Anyway, this young pastor went on, stretchying his 5 minute missive into a 45 minute tape loop. I scribbled something on my program and passed it to Larry.

"I am SO OVER church. This is SO Y1K!"

He laughed. He leaned over and whispered his agreement. Actually he whispered a lot: about how the church doesn't take into account the way we process information, and how this guy was repeateing himself, and how Larry was so ready for something new and substantial and involved community.

"Anyway," he concluded. "I'm with you ... Or rather, you're with me."
"Yeah, I’m with you" I repeated, in that Avril Levigne kind of way.

Larry wants to start a more postmodern kind of community.
So once the wedding and honeymoon are over and done,
I'm going to hold him to it.

Trying to figure out this life
Take me by the hand,
take me somewhere new

I don't know who you are
But I'm with you, I'm with you

4 comments:

Doug Perkins said...

I know what you mean about that associate pastor - if he spoke all of the time, I wouldn't go to this church any longer....BUT - sometime you have to give it another chance in the fall with the real pastor who is funny, can connect with the contemporary, and is totally genuine and not at all cut from the corporate cloth - he wears shorts as soon as it hits about April, surfs and overall ALWAYS says somethign that addresses my life as it stands that week.

As far as the music (yeah, you know I was in the band that week), they are among the best players playing churches in Los Angeles that tour and record with everyone you'd ever want to name, but WHAT we play varies week to week. The worship leader (whose name I won't mention here since you didn't identify th eplace or the people) writes most of everything that we play and is a fantastic writer, but there are a few different catagories of songs that he tends to write in.
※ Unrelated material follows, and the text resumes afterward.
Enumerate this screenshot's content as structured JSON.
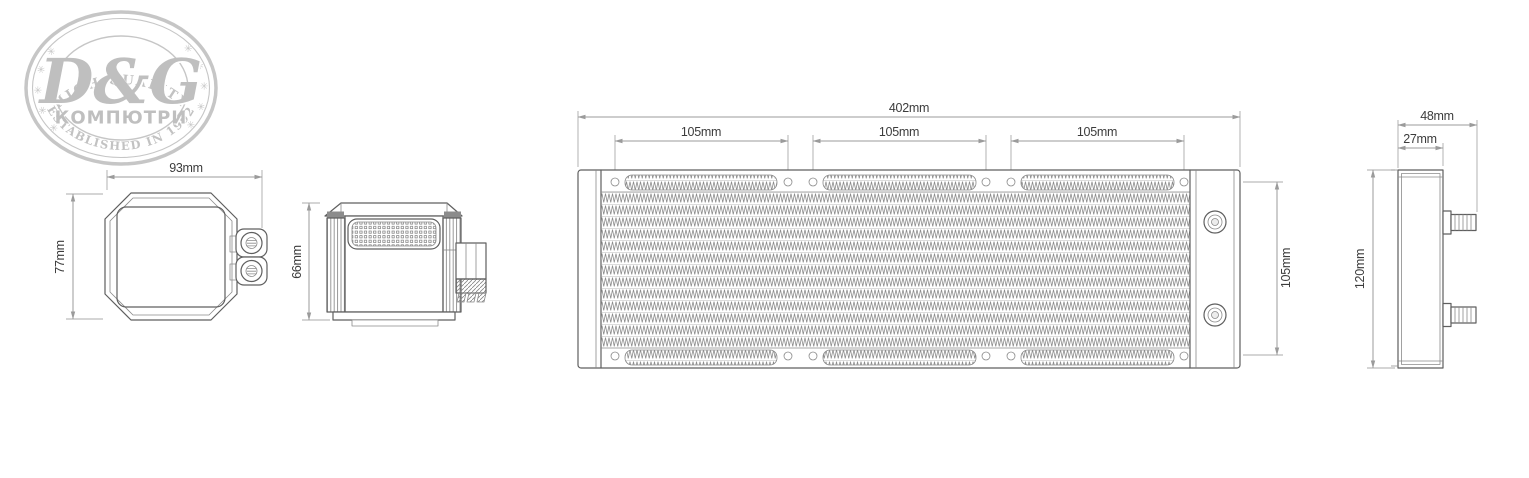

This weekend was all things from the "just a couple lyrics again and again" camp that so many have used in recent times, but the hymn that you heard was a thing he does where he adds a section that is always hip and really powerful to an old hymn that for me (and it sounds like you as well) really drives it home with both a traditional and a modern edge.

Anyways, it was nice to look out from behind my music stand and see you guys there!

Anonymous said...

I recommended your blog to my workshop at the Oregon Christian Writer's Conference. The workshop was called "Sharing God with the Next Generation." And this post about church is just perfect. Exactly what my class full of grandmas needs to read. :)

Anonymous said...

Church music is a funny thing isn't it? After years of repeated praise choruses, I'm now singing mostly classical. At least, it's over 50 years old. Mozart's K192 was last Sunday, radical for Angelinos. Classical has its own repeated choruses, with lots more tied notes. However, Stuart Townend is truly one of my favorite writers now. I wish he'd do more.

Anonymous said...

Hi Susan, Long time no speak. Cathryn was so funny when I bumped into her at Trader Joe's yesterday. After we spoke I asked her how you've been and she said, "You'll have to read her blog" which I thought was so mod of her. SO! Here I am. Catching up on you and your new husband-to-be.

I love reading what you write. I love hearing your thoughts and feelings. Just wanted to say hi and send you lots of love and good wishes as you get married!